I also thought back to the last time I had traveled by airplane, and recalled that I had sat next to somebody wearing both a face mask and what appeared to be a non-Rapha silk scarf:

While I had assumed that this was to protect her against rare European metalhead-borne illnesses, I now realize that it could have been she who was the carrier, and that the inferior quality of her off-brand silk schmatta had allowed her to pass it on to me.

Or, it could have something to do with the woman wearing a clown nose and a middle-aged mullet (or "MAM") who I encountered on a different leg of that very same trip:

Though the trip took place some time ago, I could be suffering from late-onset coulrophobia.

In any case, my woes pale clown-like in comparison to those of Milwaukee's bike polo players, who a reader informs me were forced to spend a harrowing night in jail for trespassing:


Here is one player's mugshotway:

("In just" is "Unjust 2.0.")

And here is an excerpt from the gripping first-person account:

A black crystler rolled up 3 deep with undercover sheriffs. The sheriffs sprung out of the car instantly “every one come here and against the wall!” They count us out 11. Cop says “I thought there were 12″ Lodi had snuck out 5 mins before the bust. They tell us all that we are under arrest and will be receiving trespassing tickets $263 each. We tryed to talk our way out of it and that edabout 30 seconds. One by one we give our info and receive a ticket. We are then explained by one of the officers that we are being detained and no is under arrest his exact words are “if you are asked by a cop or employer have you ever been arrested say no.” We all got zipped tied it was explained to us that we will be going downtown to be processed and released and that it shouldn’t take too long “it’s just like a speeding ticket” they kept insuring us, except when you get a speeding ticket you don’t go to jail right?

While this treatment does seem a bit harsh, it also seems to have come after multiple warnings, and the fact is that while playing ball where you're not supposed to isn't that big a deal, it's a little different when all the participants are all adults. When the neighborhood kids accidentally send a baseball through a window that's just boys being boys; but when the "neighborhood kids" are legal adults with full beards and have already been scolded repeatedly it's reasonable to expect a bit more accountability from them. Then again, it is 2010, and the fact is that your 20s are now your "teens 2.0" and you're not expected to act like an actual "adult" until you're in your late 30s. At the same time, our country's infrastructure has yet to catch up, and so there's a dire lack of play space for the new generation of grown-up children. This means that they're either forced to steal places to play from actual children, or else commandeer them from actual adults, and until our cities and towns provide them with grown-up playgrounds there will only be more incidents like this one.

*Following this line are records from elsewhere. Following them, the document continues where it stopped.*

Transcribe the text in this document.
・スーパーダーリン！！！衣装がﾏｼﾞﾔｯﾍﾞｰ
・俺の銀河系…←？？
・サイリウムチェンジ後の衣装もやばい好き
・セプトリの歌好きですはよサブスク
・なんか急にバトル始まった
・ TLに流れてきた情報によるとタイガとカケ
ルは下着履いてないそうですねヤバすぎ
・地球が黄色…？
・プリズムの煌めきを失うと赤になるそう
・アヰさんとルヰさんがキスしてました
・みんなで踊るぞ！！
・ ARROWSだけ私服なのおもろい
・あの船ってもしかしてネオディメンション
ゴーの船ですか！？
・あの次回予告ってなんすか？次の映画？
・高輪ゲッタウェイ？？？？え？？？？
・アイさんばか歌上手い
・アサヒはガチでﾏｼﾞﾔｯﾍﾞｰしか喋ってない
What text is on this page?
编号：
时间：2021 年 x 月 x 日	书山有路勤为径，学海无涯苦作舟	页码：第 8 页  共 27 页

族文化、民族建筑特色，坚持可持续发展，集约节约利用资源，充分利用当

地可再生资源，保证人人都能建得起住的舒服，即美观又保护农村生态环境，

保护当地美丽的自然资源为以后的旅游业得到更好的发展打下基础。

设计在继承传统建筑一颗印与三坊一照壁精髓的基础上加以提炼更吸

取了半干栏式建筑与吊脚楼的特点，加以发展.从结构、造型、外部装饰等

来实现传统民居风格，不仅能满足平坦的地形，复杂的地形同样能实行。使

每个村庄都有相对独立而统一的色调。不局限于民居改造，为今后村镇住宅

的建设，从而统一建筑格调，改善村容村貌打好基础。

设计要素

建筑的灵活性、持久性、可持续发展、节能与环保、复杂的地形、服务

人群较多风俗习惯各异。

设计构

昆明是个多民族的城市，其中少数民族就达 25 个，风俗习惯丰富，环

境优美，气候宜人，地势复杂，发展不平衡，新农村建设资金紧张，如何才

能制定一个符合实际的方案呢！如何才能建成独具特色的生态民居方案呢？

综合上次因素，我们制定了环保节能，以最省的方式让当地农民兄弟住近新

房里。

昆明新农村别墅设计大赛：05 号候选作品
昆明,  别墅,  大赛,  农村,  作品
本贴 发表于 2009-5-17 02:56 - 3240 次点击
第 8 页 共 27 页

And of course, because this particular instance of playing ball where you're not supposed to involved bicycles, there's an added layer of self-righteousness--the poloists have now been dubbed the "Milwaukee Polo 11" and will be receiving a fundraiser, presumably to defray their mallet replacement costs.

This is not to say that I am not concerned. Indeed, coming shortly after Milwaukee's famous "fancy riding" ban this trend is somewhat disturbing. Still, at least bike polo has now received the same essential infusion of "street cred" that fixed-gear freestyling got from the "fancy riding" legislation. In fact, polo may have bunny-hopped over fixed-gear freestyling altogether, since another reader informs me that the completely a-street-credulous Wall Street Journal believes it could be a "ray of fiscal hope" in the San Francisco Bay Area:

Fiscal hope is just not street-credible.

So whither true "street cred" in cycling? Perhaps we must look unto Rock Racing, who have been denied a Professional Continental license by the UCI:


Perhaps the UCI didn't like the Rock Racing "Anarchy Bib Short:"

Yes, their rocks are not dead, even after hours in the saddle.